Pink Bats In The Belfry
Instead of Who’s on first, What’s on second and I Don’t Know’s on third base the new routine should be Who came up with this idea, What the hell were they thinking and I Don’t Know how much more of this I can take.
As I flipped through the channels on the TV tonight I come across the ESPN Sunday night baseball game broadcast. The Boston Red Sox were facing the Tampa Bay Devil Rays in venerable Fenway Park. There in that storied ball field complete with the Big Green Monster looming in left field the players took their positions with each wearing a pink ribbon on their uniform to signify breast cancer awareness.
As I have mentioned before; the pink ribbon symbol has gone from meaningful to mirthful. It now adorns every conceivable article from tampons to tatter tots, bowling balls to baby food, license plates to licorice sticks and nightgowns to NASCAR. The symbol itself is supposed to increase breast cancer awareness but quite frankly at this point anyone who is not aware of breast cancer would have to live under a rock. It has become overused, overexposed and completely over the top.
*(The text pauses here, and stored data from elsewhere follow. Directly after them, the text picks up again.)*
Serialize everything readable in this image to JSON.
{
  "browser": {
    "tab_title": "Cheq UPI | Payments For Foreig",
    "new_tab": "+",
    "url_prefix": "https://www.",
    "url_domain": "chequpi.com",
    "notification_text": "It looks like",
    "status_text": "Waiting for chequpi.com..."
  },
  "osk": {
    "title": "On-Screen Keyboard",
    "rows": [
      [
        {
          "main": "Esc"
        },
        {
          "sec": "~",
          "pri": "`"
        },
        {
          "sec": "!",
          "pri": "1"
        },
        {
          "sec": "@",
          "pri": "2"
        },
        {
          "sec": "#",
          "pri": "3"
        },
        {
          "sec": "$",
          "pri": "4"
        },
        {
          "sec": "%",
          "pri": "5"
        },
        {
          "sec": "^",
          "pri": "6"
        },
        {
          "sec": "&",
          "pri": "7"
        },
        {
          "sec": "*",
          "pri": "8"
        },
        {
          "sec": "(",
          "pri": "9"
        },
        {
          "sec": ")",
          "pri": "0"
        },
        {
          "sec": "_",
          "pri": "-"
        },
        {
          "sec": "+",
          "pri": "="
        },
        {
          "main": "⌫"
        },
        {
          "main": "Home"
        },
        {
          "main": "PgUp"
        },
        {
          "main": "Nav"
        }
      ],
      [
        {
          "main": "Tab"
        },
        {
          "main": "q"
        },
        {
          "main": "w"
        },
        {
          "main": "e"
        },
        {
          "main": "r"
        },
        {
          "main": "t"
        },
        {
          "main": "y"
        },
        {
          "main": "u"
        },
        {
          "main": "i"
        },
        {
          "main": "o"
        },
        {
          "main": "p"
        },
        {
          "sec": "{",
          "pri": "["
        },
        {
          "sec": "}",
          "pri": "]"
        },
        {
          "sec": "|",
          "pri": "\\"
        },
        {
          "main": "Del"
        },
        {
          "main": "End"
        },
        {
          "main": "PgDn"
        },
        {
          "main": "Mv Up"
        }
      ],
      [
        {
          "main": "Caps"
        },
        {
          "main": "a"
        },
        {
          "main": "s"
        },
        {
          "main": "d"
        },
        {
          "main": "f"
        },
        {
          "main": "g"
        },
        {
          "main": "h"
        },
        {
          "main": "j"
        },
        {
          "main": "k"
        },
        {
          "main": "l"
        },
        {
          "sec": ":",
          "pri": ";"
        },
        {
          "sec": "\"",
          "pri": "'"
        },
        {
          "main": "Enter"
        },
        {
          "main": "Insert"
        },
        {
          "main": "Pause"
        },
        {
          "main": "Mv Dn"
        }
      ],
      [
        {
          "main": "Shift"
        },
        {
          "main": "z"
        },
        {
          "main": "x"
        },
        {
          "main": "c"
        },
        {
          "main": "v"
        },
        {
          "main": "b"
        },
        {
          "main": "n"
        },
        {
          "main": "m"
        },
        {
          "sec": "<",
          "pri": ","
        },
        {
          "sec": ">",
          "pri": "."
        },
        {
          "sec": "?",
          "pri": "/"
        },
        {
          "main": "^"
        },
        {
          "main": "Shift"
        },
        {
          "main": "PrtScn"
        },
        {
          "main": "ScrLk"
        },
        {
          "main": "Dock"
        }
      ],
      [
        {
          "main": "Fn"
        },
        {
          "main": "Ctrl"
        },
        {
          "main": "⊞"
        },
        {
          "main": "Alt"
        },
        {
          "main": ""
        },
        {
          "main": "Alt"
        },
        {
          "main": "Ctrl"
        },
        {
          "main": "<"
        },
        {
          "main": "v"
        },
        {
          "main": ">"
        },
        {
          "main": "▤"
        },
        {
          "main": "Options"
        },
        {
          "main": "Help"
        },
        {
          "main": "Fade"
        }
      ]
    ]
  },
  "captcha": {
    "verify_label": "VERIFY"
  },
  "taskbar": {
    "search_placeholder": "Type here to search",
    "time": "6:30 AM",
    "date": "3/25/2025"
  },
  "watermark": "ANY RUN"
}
Still, had the small pink symbol sewn onto each player’s jersey been the only identifying agent of the campaign I would have simply shook my head and let it go. But that was not the case.
No, Major League Baseball had to go big with their pink ribbon promotion. As I watched with both cynical amusement and disappointed disbelief each batter walked up to the plate to take his cuts at a 90 mile per hour fast ball or a slow sinking slider with a bright pink bat. Furthermore most of the players were wearing bright pink sweat bands on their wrists. Instead of a major league baseball game it looked much more like a comedic parody of an episode of “Queer Eye for the Straight Guy”.
Abner Doubleday had to be spinning like a lathe.
Doubleday is alleged to have created the game of baseball sometime around 1836 in Cooperstown, New York. He also was the patent holding creator of the cable car system still used in San Francisco. But beyond his great creations the fabled godfather of the national pastime was himself a lifelong military man and retired as a general having served in the union forces of the civil war. He graduated from the United States Military Academy in 1842 and retired from his military career over thirty years later in 1873. As the United States Marine Corps prepares to kick off its inaugural week of Marine Week celebrations do you think Major League Baseball would tie into Doubleday’s military career and honor our Marine veterans with some public display? Nope. Instead we get pink bats and wrist bands.
It is not that breast cancer awareness is not an important cause. Breast cancer is a rapacious killer of far too many women. But bright pink baseball bats are not the answer.
According to statistics there will be more incidences of prostate cancer than breast cancer this year. The guys out there playing tonight on the field of bad dreams are far more likely to personally encounter that form of cancer than breast cancer. But the marketing arm for prostate cancer or colon cancer or lung cancer is not a market savvy as the pink ribbon brigade.
No, pink bats and wrist bands did not make me any more aware of breast cancer. They just made me turn off the ballgame.